Human products also contribute to sea foam, including run off from farms, factory waste and sewer spills. Foam resulting from pollutants is often brown, though foam caused by a red tide or other organic sources might also appear brownish. Generally, foam not created by pollutants or algae blooms is white.
In 2007, sea foam was linked to the deaths and stranding of hundreds of migrating seabirds on the Monterey Coast in California. Scientists were initially stumped when the birds were found coated with a yellowish greenish substance, matting the feathers. This caused the feathers to lose their insulating property, and 207 birds died from the cold sea while 550 others were stranded. Scientists eventually linked a recent nontoxic algae bloom that had resulted in foam with the problematic residue on the birds.

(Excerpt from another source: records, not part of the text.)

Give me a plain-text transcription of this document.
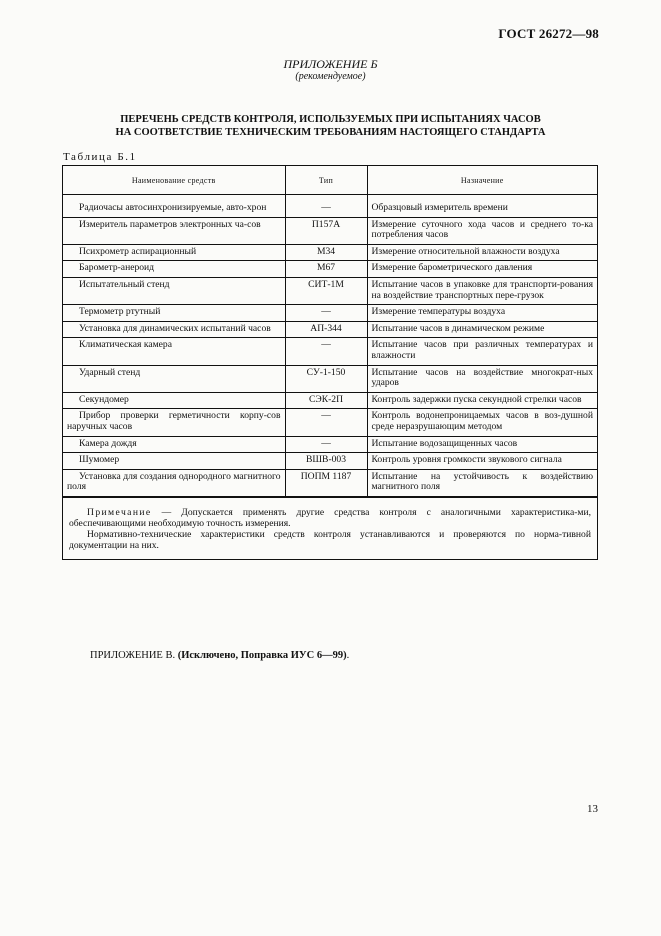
ГОСТ 26272—98
ПРИЛОЖЕНИЕ Б
(рекомендуемое)
ПЕРЕЧЕНЬ СРЕДСТВ КОНТРОЛЯ, ИСПОЛЬЗУЕМЫХ ПРИ ИСПЫТАНИЯХ ЧАСОВ
НА СООТВЕТСТВИЕ ТЕХНИЧЕСКИМ ТРЕБОВАНИЯМ НАСТОЯЩЕГО СТАНДАРТА
Таблица Б.1
Наименование средств	Тип	Назначение

Радиочасы автосинхронизируемые, авто-хрон	—	Образцовый измеритель времени
Измеритель параметров электронных ча-сов	П157А	Измерение суточного хода часов и среднего то-ка потребления часов
Психрометр аспирационный	М34	Измерение относительной влажности воздуха
Барометр-анероид	М67	Измерение барометрического давления
Испытательный стенд	СИТ-1М	Испытание часов в упаковке для транспорти-рования на воздействие транспортных пере-грузок
Термометр ртутный	—	Измерение температуры воздуха
Установка для динамических испытаний часов	АП-344	Испытание часов в динамическом режиме
Климатическая камера	—	Испытание часов при различных температурах и влажности
Ударный стенд	СУ-1-150	Испытание часов на воздействие многократ-ных ударов
Секундомер	СЭК-2П	Контроль задержки пуска секундной стрелки часов
Прибор проверки герметичности корпу-сов наручных часов	—	Контроль водонепроницаемых часов в воз-душной среде неразрушающим методом
Камера дождя	—	Испытание водозащищенных часов
Шумомер	ВШВ-003	Контроль уровня громкости звукового сигнала
Установка для создания однородного магнитного поля	ПОПМ 1187	Испытание на устойчивость к воздействию магнитного поля

Примечание — Допускается применять другие средства контроля с аналогичными характеристика-ми, обеспечивающими необходимую точность измерения.

Нормативно-технические характеристики средств контроля устанавливаются и проверяются по норма-тивной документации на них.

ПРИЛОЖЕНИЕ В. (Исключено, Поправка ИУС 6—99).
13
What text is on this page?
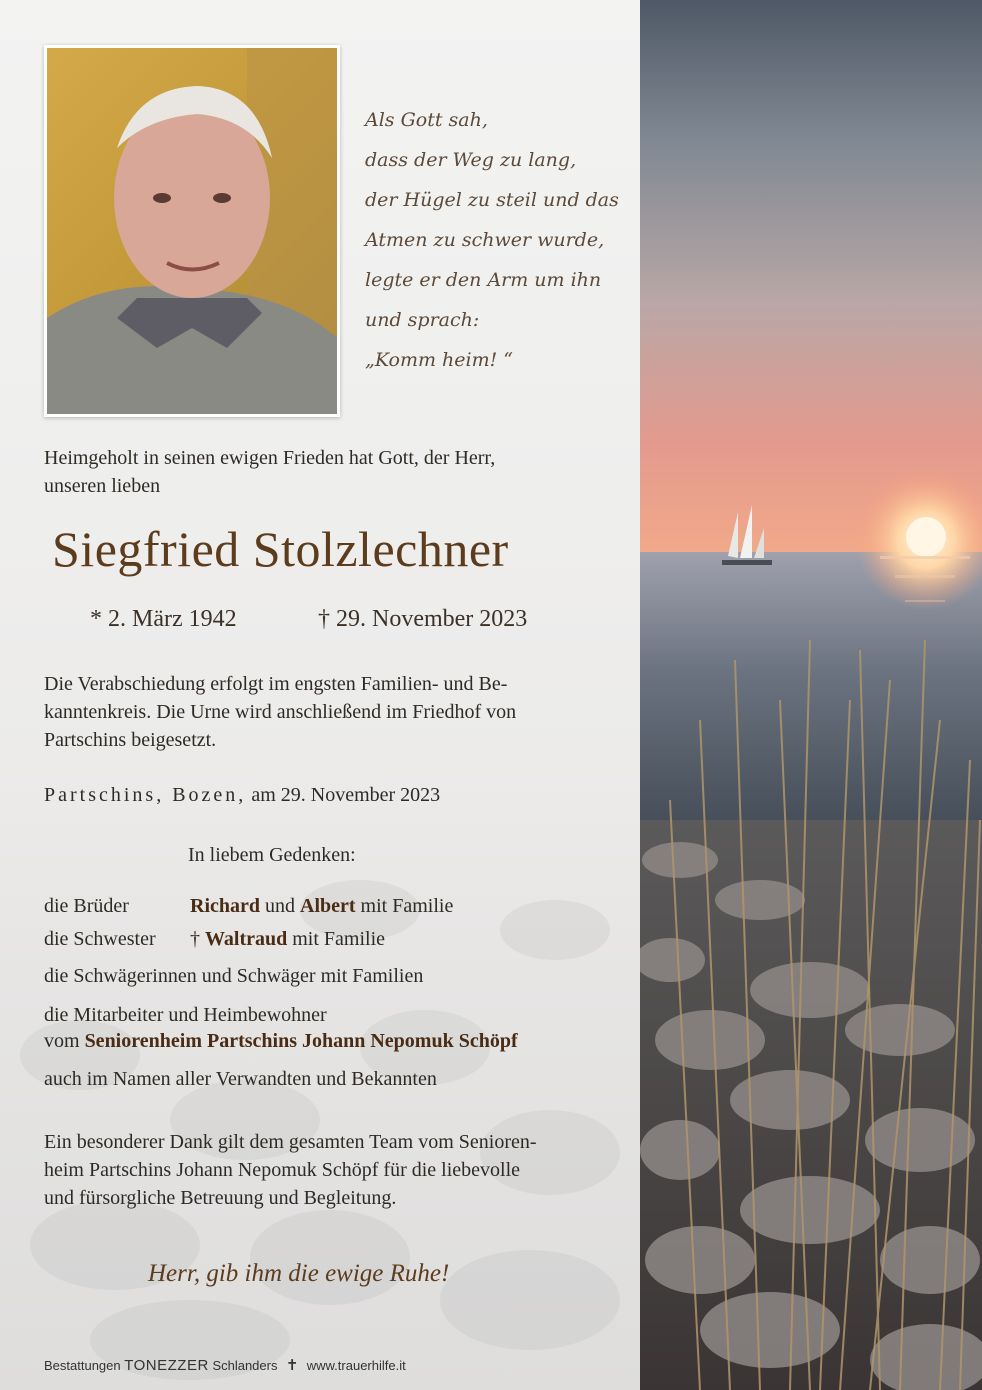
Als Gott sah,
dass der Weg zu lang,
der Hügel zu steil und das
Atmen zu schwer wurde,
legte er den Arm um ihn
und sprach:
„Komm heim! “
Heimgeholt in seinen ewigen Frieden hat Gott, der Herr,
unseren lieben
Siegfried Stolzlechner
* 2. März 1942	† 29. November 2023
Die Verabschiedung erfolgt im engsten Familien- und Be-
kanntenkreis. Die Urne wird anschließend im Friedhof von
Partschins beigesetzt.
Partschins, Bozen, am 29. November 2023
In liebem Gedenken:
die Brüder	Richard und Albert mit Familie
die Schwester † Waltraud mit Familie
die Schwägerinnen und Schwäger mit Familien
die Mitarbeiter und Heimbewohner
vom Seniorenheim Partschins Johann Nepomuk Schöpf
auch im Namen aller Verwandten und Bekannten
Ein besonderer Dank gilt dem gesamten Team vom Senioren-
heim Partschins Johann Nepomuk Schöpf für die liebevolle
und fürsorgliche Betreuung und Begleitung.
Herr, gib ihm die ewige Ruhe!
Bestattungen TONEZZER Schlanders ✝ www.trauerhilfe.it
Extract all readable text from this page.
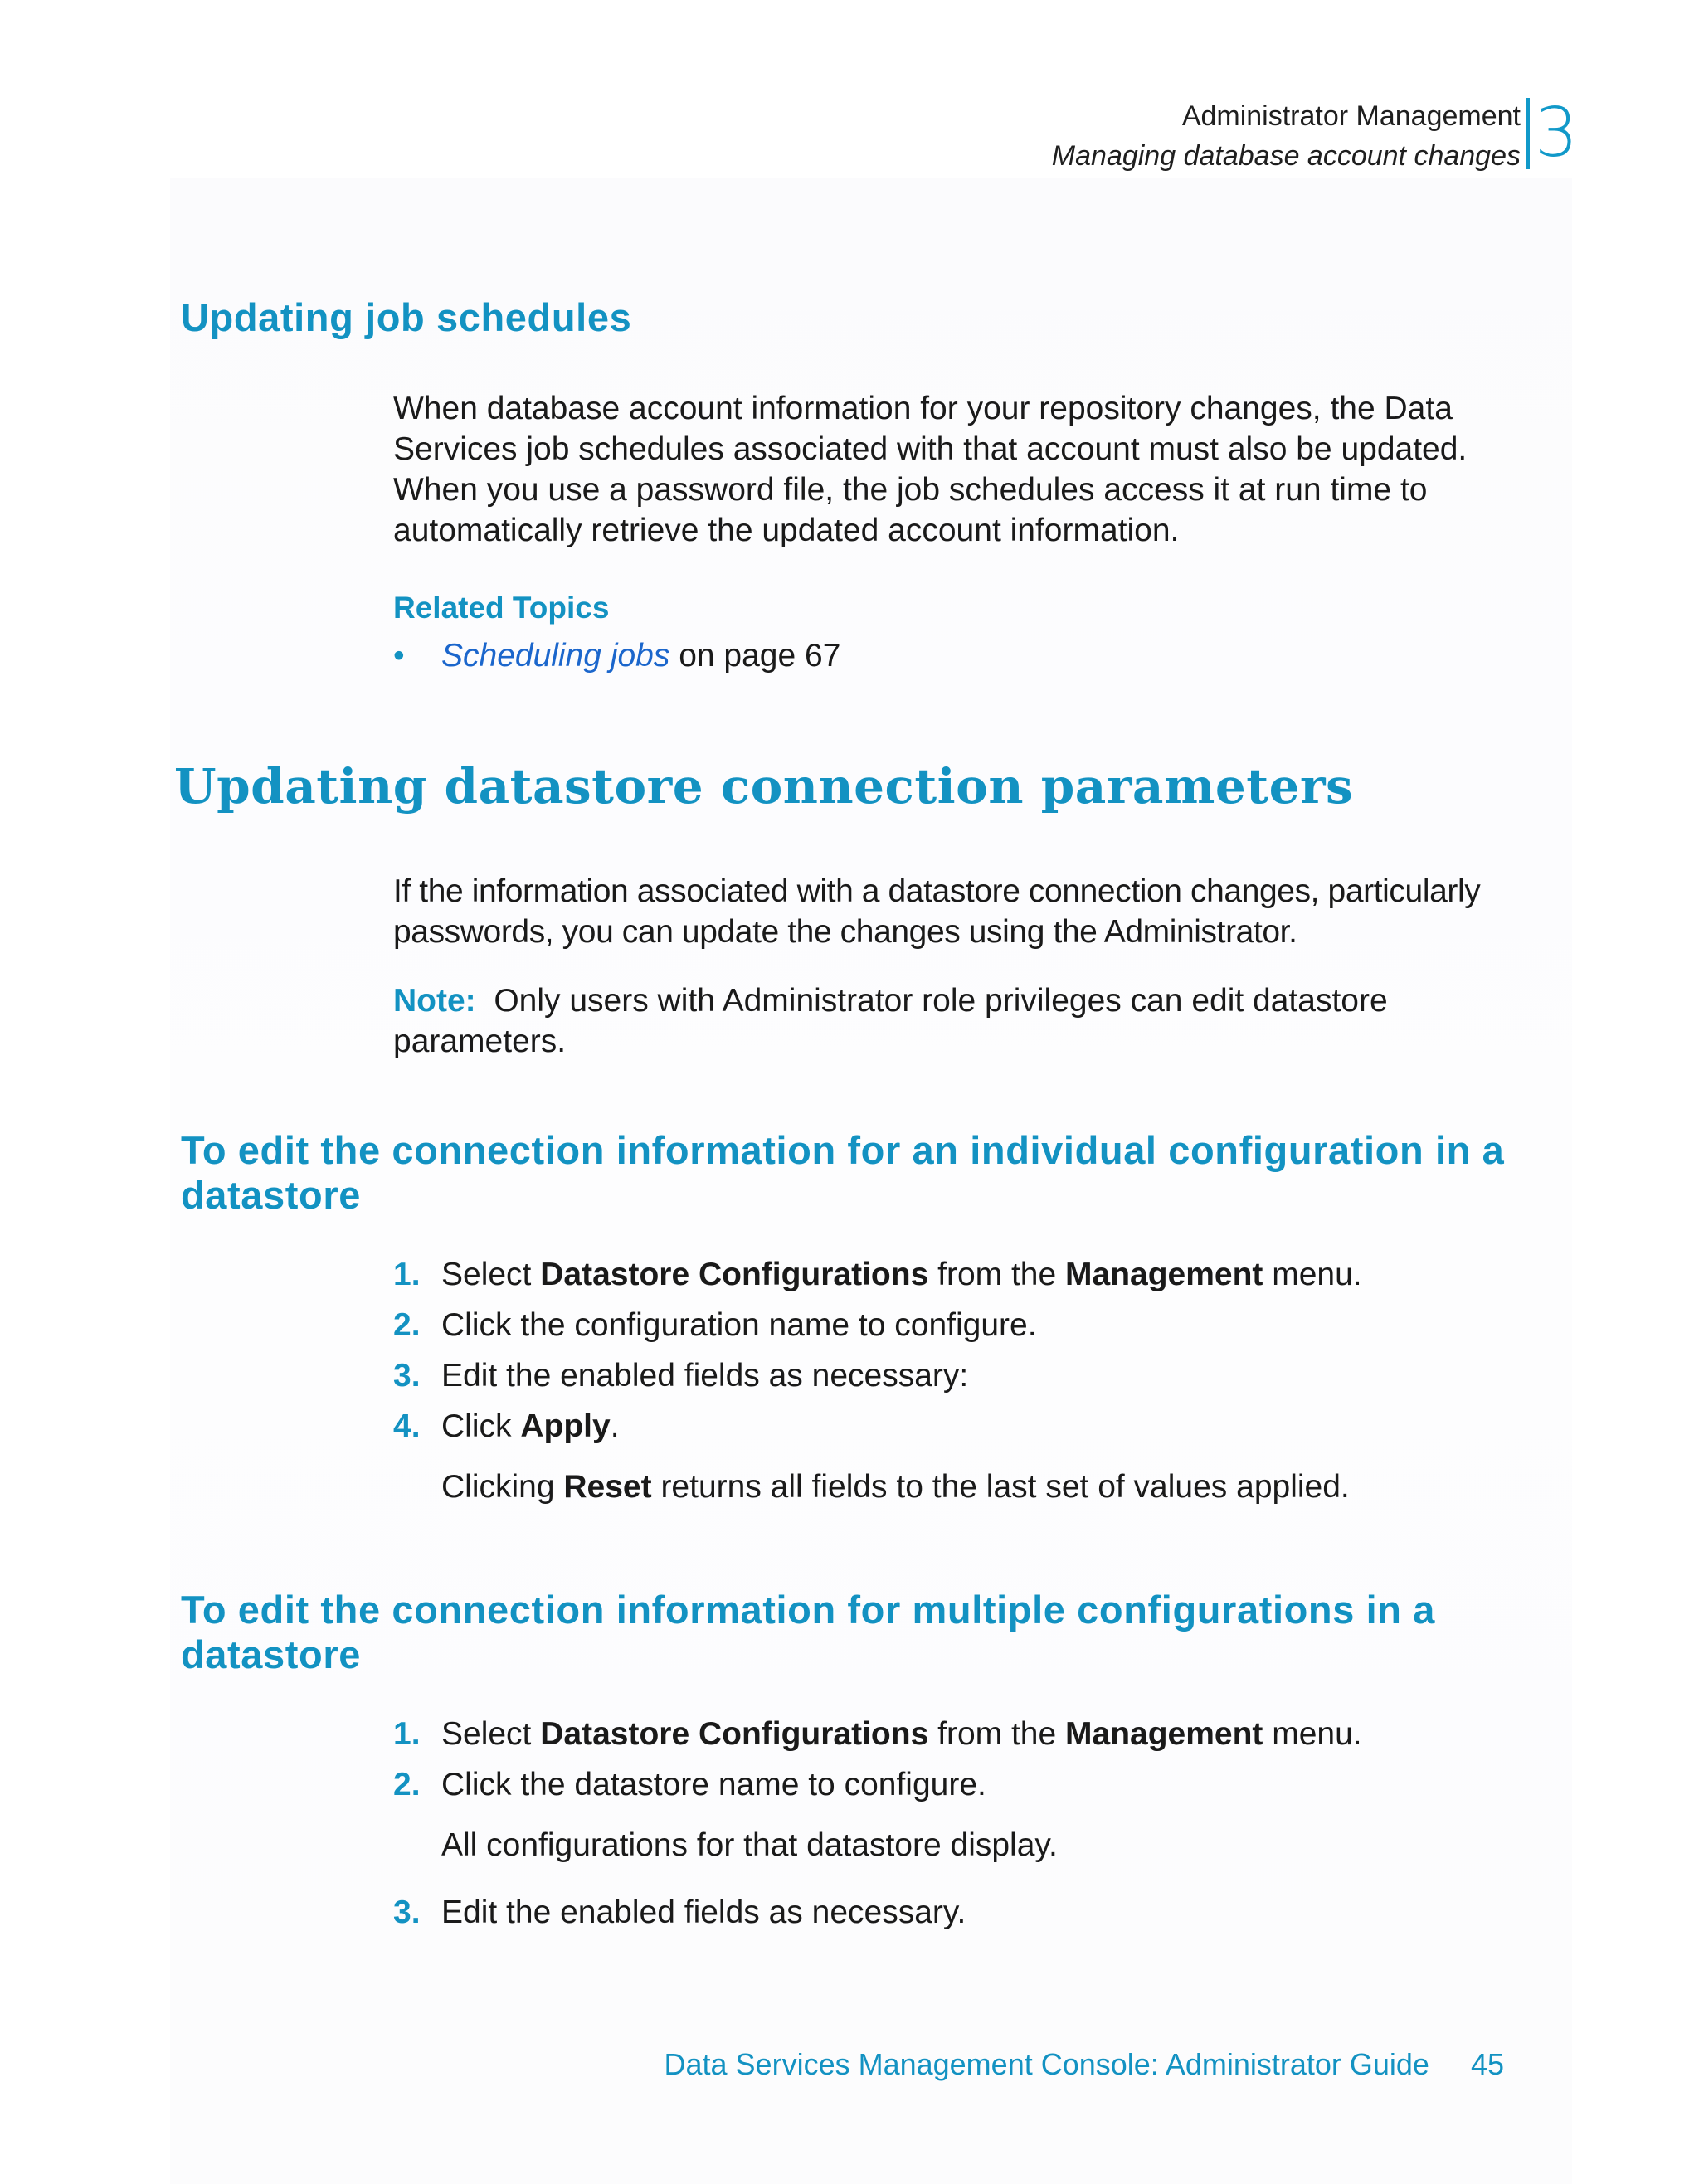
Administrator Management
Managing database account changes 3
Updating job schedules

When database account information for your repository changes, the Data Services job schedules associated with that account must also be updated. When you use a password file, the job schedules access it at run time to automatically retrieve the updated account information.

Related Topics
• Scheduling jobs on page 67
Updating datastore connection parameters

If the information associated with a datastore connection changes, particularly passwords, you can update the changes using the Administrator.

Note: Only users with Administrator role privileges can edit datastore parameters.

To edit the connection information for an individual configuration in a datastore
1. Select Datastore Configurations from the Management menu.
2. Click the configuration name to configure.
3. Edit the enabled fields as necessary:
4. Click Apply.
Clicking Reset returns all fields to the last set of values applied.
To edit the connection information for multiple configurations in a datastore
1. Select Datastore Configurations from the Management menu.
2. Click the datastore name to configure.
All configurations for that datastore display.
3. Edit the enabled fields as necessary.
Data Services Management Console: Administrator Guide 45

Another quite different event also occurred in 2007. While most beachcombers experience sea foam as relatively small pockets of foamy bubbles, in some cases circumstances come together to form colossal amounts of the airy froth. In August of this year surfers on the water in Yamba, Australia just north of Sydney were in for a big surprise. A literal wall of sea foam came drifting in to envelop the beach. The foam dwarfed beachgoers, covering the shore, even pushing up on to nearby buildings including the lifeguard center. The bizarre scene, dubbed the “Cappuccino Coast,” was captured in photos so unbelievable that fact-finding websites were approached to determine their authenticity.